Caring Hands

Today, Deaconess and St. Mary’s health systems employ thousands of Tri-State residents, maintain large medical campuses, and offer state-of-the-art care. Each health system began its legacy of caring for sick and injured residents more than 100 years ago, and pieces of that history currently are on display at the Evansville Museum of Arts, History and Science. “Caring Hands: Evansville’s Early Hospitals” features photography, newspaper clippings, advertisements, and historic medical equipment and attire. The exhibition runs through Feb. 27, 2011, in the museum’s Town Hall area.

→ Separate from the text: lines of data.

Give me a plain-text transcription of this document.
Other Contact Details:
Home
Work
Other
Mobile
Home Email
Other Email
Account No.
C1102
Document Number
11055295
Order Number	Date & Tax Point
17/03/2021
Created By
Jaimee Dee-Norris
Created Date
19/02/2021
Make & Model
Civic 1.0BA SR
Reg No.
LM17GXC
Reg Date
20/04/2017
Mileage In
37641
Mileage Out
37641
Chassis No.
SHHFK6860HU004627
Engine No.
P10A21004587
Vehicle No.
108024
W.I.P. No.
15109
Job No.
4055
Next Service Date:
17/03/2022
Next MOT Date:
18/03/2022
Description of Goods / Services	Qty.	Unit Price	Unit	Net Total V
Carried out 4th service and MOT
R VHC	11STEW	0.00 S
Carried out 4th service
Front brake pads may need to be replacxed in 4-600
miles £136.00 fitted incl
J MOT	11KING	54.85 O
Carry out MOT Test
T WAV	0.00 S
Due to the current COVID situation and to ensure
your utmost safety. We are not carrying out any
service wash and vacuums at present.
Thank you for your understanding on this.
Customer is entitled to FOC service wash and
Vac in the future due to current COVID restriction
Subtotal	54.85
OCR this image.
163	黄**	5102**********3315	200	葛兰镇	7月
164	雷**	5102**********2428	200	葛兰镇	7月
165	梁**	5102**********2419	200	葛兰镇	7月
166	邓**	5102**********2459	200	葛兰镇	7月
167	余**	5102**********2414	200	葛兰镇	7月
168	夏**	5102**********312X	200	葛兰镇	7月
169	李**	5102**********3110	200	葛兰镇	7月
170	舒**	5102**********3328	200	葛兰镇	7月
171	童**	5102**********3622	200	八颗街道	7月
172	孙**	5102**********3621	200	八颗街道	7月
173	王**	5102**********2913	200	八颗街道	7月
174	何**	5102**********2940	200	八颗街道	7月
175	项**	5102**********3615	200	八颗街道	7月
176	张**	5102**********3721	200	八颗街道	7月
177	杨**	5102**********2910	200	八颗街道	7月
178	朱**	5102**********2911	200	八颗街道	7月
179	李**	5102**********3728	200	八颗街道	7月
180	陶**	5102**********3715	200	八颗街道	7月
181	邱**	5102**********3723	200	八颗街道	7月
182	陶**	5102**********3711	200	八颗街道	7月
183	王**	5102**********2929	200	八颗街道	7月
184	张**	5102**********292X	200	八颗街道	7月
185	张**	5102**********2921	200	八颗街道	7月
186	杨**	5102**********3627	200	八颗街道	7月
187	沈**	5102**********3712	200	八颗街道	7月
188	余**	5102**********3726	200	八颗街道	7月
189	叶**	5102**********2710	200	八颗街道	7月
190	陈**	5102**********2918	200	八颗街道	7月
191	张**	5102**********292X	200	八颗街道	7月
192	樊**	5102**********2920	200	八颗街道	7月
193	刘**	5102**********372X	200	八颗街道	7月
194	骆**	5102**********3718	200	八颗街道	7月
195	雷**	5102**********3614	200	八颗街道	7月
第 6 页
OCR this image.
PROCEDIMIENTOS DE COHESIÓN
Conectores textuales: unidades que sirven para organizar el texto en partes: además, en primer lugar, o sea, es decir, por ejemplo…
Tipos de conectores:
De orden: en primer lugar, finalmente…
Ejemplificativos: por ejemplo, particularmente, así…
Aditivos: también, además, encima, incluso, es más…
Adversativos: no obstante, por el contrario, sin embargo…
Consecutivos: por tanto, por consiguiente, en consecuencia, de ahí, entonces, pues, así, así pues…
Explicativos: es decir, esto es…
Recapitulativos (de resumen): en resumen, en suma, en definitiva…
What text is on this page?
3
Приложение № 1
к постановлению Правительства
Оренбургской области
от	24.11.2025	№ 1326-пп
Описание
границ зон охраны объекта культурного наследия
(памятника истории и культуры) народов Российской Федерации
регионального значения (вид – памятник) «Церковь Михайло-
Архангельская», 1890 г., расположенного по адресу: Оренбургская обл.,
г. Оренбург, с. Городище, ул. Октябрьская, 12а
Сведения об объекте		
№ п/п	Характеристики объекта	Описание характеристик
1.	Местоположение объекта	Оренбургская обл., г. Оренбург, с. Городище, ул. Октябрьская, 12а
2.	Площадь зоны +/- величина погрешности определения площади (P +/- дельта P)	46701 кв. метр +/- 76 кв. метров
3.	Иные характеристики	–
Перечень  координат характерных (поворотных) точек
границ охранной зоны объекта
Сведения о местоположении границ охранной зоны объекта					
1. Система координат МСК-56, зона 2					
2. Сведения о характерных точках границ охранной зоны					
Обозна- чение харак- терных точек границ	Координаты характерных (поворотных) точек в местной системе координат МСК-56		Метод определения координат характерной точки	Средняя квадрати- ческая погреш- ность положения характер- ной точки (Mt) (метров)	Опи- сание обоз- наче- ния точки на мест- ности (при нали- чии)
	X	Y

“People like to see the old buildings and medical technology because things have evolved for the positive,” says Tom Lonnberg, the museum’s curator of history. “Back then, they didn’t see it from our perspective. In that day, this was cutting-edge health care.”

Photos showcase old-fashioned sterilization equipment, oxygen tents, operating rooms, and even nurseries — but the exhibition isn’t overly clinical. One series of photographs chronicles St. Mary’s move from its original hospital (on First Avenue at the current Hacienda location) to its present-day Washington Avenue site. The move took place in one day in 1956 with the help of 800 volunteers and employees and more than 100 semi trucks. Other photos show a mid-1920s reunion of children born at Deaconess Hospital, a soda shop that once served as the Deaconess cafeteria, and a dedication ceremony for a new television set at the Evansville State Hospital. Evansville’s healthcare facilities “seem to have a real sense of their history,” says Lonnberg, “that it’s important to keep track of where they’ve been."